We performed few experiments and evaluated the classifiers with the most widely used measures in Information retrieval namely, Recall, Precision and Accuracy. Their corresponding formulas are recalled respectively in 1, 2 and 3:

$$\begin{aligned} Recall =\frac{tp}{tp+fn} \end{aligned}$$
(1)
$$\begin{aligned} Precision =\frac{tp}{tp+fp} \end{aligned}$$
(2)
$$\begin{aligned} Accuracy =\frac{tp+tn}{tp+tn+fp+fn} \end{aligned}$$
(3)

where tp, tn, fp and fn are True PositiveFootnote 1, True NegativeFootnote 2, False PositiveFootnote 3 and False NegativeFootnote 4 respectively.

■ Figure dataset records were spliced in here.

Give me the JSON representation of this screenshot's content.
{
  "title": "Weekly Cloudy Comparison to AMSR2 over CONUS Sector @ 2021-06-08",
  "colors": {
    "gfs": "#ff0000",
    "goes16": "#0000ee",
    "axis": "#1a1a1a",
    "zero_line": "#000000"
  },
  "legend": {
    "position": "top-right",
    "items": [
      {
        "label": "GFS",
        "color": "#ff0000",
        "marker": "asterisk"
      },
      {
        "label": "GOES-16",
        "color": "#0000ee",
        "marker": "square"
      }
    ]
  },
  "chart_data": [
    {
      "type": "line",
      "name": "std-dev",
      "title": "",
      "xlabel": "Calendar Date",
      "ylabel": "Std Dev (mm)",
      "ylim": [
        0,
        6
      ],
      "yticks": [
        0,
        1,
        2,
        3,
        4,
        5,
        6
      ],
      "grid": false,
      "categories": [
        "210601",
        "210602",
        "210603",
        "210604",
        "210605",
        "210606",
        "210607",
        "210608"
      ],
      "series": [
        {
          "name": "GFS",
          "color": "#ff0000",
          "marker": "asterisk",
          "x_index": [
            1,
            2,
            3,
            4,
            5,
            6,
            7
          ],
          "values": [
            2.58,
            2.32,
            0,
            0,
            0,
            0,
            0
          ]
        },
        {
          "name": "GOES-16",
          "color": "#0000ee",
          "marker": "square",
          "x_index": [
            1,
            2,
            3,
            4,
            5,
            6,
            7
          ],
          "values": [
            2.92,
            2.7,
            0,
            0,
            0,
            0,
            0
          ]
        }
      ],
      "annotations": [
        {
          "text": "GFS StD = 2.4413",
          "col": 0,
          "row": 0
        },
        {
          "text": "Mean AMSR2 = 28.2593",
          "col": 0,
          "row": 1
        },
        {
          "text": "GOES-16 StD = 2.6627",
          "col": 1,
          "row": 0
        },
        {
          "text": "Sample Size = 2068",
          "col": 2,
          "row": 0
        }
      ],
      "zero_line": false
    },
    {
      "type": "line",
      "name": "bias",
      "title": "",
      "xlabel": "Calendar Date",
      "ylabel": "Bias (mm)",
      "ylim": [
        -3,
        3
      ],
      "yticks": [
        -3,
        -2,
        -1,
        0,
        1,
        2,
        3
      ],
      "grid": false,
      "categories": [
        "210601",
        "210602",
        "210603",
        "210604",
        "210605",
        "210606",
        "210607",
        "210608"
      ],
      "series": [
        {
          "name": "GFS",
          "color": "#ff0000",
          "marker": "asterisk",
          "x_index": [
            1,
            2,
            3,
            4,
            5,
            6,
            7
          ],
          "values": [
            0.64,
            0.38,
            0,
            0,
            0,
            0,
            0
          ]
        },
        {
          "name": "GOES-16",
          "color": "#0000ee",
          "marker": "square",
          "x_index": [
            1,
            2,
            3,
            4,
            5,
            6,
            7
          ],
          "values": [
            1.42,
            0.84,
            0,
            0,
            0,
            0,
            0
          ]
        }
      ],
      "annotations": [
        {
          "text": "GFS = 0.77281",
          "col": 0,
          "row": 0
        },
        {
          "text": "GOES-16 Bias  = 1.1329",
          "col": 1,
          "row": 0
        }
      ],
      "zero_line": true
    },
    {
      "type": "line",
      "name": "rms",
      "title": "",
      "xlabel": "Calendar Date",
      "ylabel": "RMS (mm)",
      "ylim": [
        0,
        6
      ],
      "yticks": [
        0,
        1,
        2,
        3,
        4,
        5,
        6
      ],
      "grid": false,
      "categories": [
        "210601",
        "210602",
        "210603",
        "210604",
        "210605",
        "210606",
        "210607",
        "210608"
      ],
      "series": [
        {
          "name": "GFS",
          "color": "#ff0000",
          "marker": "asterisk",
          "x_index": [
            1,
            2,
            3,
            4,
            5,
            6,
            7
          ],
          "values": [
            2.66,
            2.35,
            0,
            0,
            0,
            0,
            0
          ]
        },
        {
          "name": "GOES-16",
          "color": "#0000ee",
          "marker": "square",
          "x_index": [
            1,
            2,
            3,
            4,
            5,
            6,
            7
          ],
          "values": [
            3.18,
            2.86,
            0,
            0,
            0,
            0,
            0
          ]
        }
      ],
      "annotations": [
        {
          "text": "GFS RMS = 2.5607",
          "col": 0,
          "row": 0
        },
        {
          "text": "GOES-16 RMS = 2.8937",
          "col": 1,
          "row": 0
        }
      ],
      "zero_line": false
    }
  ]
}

Table 8. Performance on detecting rumors

In Table 8, we reported the results of the three classifiers. The training was done on 70% of the data and the test on the remaining subset of the corpus. We conducted two kinds of tests. The first one has been done on each rumor topic and the second one, on the mixture of all the topic rumors. We observed that the achieved performance varies depending on the rumor topic and the used classifier. The best accuracy and the best Precision for Fifi Abdo are obtained by the SVM classifier while the best recall is achieved by the decision tree. For the rumors concerning the president Bouteflika, the best results whatever the measure are produced by the decision Tree. For the third rumor topic, the best accuracy and the best precision are achieved by the SVM, while the best recall is the one of the decision tree. When all the rumor topics are mixed, the best results in terms of accuracy and precision are obtained by the SVM and the best recall is achieved by the decision tree. Overall, for this dataset, the best classifier is the SVM one, while the MNB has not succeeded to outperform the other classifiers, in spite of its effectiveness in other classification applications, for any of the topics. This is probably due the fact that the MNB requires the use of more detailed features.

6 Conclusion

In this paper, we introduced a new Arabic corpus of fake news that we will make publicly available for research purposes. We detailed the collection process and gave important details about the harvested data on the subject of the death of three Arab celebrities. An exploratory analysis was carried out on the collected fake news to learn some features which characterize the messages conveying rumors such as, the frequent use of certain words. The classification task was performed using three classification methods namely Support Vector Machine (SVM) Decision Tree (DT) and Multinomial Naïve Bayes (MNB) to test the possibility of discrimination between rumor and no rumor comments. We witnessed that the achieved performance varies depending on the rumor topic and the used classifier. In the future, we look forward investigating the performance of other classification methods and also envisage enlarging our corpus by collecting more examples in various topics and performing a deep analysis on the data. One of our objective is to tackle the issue of detecting the rumors or the source of the rumors as soon as they arise.